The finding is from Tuesday's Haaretz-Channel 10-Dialog poll conducted by Prof. Camil Fuchs among 406 committee members. Filling out the Likud dream team picked by respondents are MKs Yisrael Katz, Michael Eitan, Reuven Rivlin, Yuval Steinitz and Michael Ratzon.

According to the Dialog poll and other recent surveys, party whip Sa'ar has become the Likud's most popular politician in the past three years, with a 61.5 percent approval rating from the respondents who named their favorite five, compared to a 40.5 percent rating for Naveh and 35 percent for Livnat.

Sa'ar's name also appears at the top of the list of "best MKs" chosen by central committee members, followed by Eitan, Erdan, Rivlin and "Likud rebel" leader Landau.

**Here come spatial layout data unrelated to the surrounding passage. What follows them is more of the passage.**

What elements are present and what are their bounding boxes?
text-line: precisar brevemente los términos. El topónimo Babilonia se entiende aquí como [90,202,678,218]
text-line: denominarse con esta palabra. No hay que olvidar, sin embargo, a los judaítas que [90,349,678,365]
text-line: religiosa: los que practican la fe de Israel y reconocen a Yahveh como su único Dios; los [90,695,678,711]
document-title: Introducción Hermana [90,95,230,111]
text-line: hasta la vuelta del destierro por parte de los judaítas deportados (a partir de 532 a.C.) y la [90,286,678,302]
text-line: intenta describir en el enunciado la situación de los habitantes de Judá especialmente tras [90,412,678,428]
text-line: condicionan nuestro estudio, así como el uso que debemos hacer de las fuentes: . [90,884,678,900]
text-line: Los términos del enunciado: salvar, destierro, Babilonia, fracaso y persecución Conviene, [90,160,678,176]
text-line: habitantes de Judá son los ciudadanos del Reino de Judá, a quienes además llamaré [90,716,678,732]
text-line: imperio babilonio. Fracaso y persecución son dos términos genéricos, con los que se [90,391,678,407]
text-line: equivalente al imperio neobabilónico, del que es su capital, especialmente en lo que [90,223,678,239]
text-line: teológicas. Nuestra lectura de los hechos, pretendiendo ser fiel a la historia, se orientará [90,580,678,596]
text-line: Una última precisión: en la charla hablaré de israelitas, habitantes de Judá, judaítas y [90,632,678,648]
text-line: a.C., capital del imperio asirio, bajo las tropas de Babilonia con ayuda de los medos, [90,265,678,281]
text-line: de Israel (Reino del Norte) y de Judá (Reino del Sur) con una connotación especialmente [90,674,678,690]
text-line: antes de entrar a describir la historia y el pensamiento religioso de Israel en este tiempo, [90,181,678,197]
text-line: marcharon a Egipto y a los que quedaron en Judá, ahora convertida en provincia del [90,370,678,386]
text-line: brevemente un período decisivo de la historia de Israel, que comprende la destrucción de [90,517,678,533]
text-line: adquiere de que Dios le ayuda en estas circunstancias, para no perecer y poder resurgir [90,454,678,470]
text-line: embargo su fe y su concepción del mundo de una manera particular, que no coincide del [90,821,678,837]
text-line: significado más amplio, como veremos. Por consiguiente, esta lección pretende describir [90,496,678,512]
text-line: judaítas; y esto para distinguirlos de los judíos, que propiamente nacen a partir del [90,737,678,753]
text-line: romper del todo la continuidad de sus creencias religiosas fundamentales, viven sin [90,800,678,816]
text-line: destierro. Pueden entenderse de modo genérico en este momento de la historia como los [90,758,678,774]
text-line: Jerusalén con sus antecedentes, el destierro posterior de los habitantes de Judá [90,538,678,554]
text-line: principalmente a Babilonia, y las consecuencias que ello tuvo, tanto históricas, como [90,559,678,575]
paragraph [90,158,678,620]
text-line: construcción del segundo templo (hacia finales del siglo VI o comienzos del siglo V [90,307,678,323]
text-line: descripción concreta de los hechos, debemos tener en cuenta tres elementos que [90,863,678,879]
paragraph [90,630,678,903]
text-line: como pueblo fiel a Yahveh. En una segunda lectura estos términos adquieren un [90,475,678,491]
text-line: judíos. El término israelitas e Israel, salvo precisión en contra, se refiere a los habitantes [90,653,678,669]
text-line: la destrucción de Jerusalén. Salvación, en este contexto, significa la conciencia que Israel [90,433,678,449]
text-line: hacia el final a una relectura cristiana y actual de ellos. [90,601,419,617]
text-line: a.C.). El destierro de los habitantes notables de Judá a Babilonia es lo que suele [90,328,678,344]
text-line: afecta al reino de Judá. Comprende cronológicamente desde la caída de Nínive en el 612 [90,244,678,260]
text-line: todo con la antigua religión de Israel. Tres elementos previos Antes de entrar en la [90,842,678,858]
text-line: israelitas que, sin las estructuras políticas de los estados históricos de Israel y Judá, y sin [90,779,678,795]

If the survey respondents have their way, about half of the rebels who opposed the Gaza disengagement will be unemployed come April. When committee members were asked which Likud MKs they would most like to vote off the party island, topping the list was Yehiel Hazan, who was indicted for double-voting in May 2003 and is likely to be indicted for obstruction of justice after he was filmed removing evidence in that case from the Knesset storeroom. After him are the rather hard-working parliamentarian Inbal Gavrieli; Michael Gorlovsky, also infamously involved in the double-voting case; and Gila Gamliel and Ayoub Kara.

The Dialog poll asked about the declared intention of new Likud chief Netanyahu to transfer the task of selecting the party's candidates from the 3,000 members of the central committee to the 130,000 Likud members. Surprisingly, 30 percent of the 406 committee members who were polled said they were willing to relinquish the enormous power they had been given. Apparently they recognized that matters had gotten out of hand, and that a significant portion of the Likud's bad reputation were caused by the disturbing images associated with the formation of the candidates' list.

An overwhelming 82 percent of respondents said the media's portrayal of the committee was unfair, while 14 percent said it was complimentary.

A significant minority of respondents - 38 percent - said they believed that Kadima and Likud would unite under Prime Minister Ariel Sharon following the elections, while 56 percent said this would not happen. The pro-union people are probably Sharon supporters who miss their daddy.

Contrary to conventional wisdom and other surveys, 60 percent of respondents expressed some measure of confidence in Netanyahu's ability to form the next government, with only 34 percent believing that this is a no-go. Either central committee members are natural optimists, or their party patriotism pulsates too proudly in their chests to allow them to tender a more reality-based response to this question.

To the question of which Likud-leavers they would like to bring back home from among Tzipi Livni, Meir Sheetrit, Shaul Mofaz and Tzachi Hanegbi, respondents were predictable: Hanegbi, their favorite, heads the list, followed closely by Livni, who was never the darling of the central committee but whose national and public standing must affect even them. Trailing by several lengths are Mofaz and Sheetrit.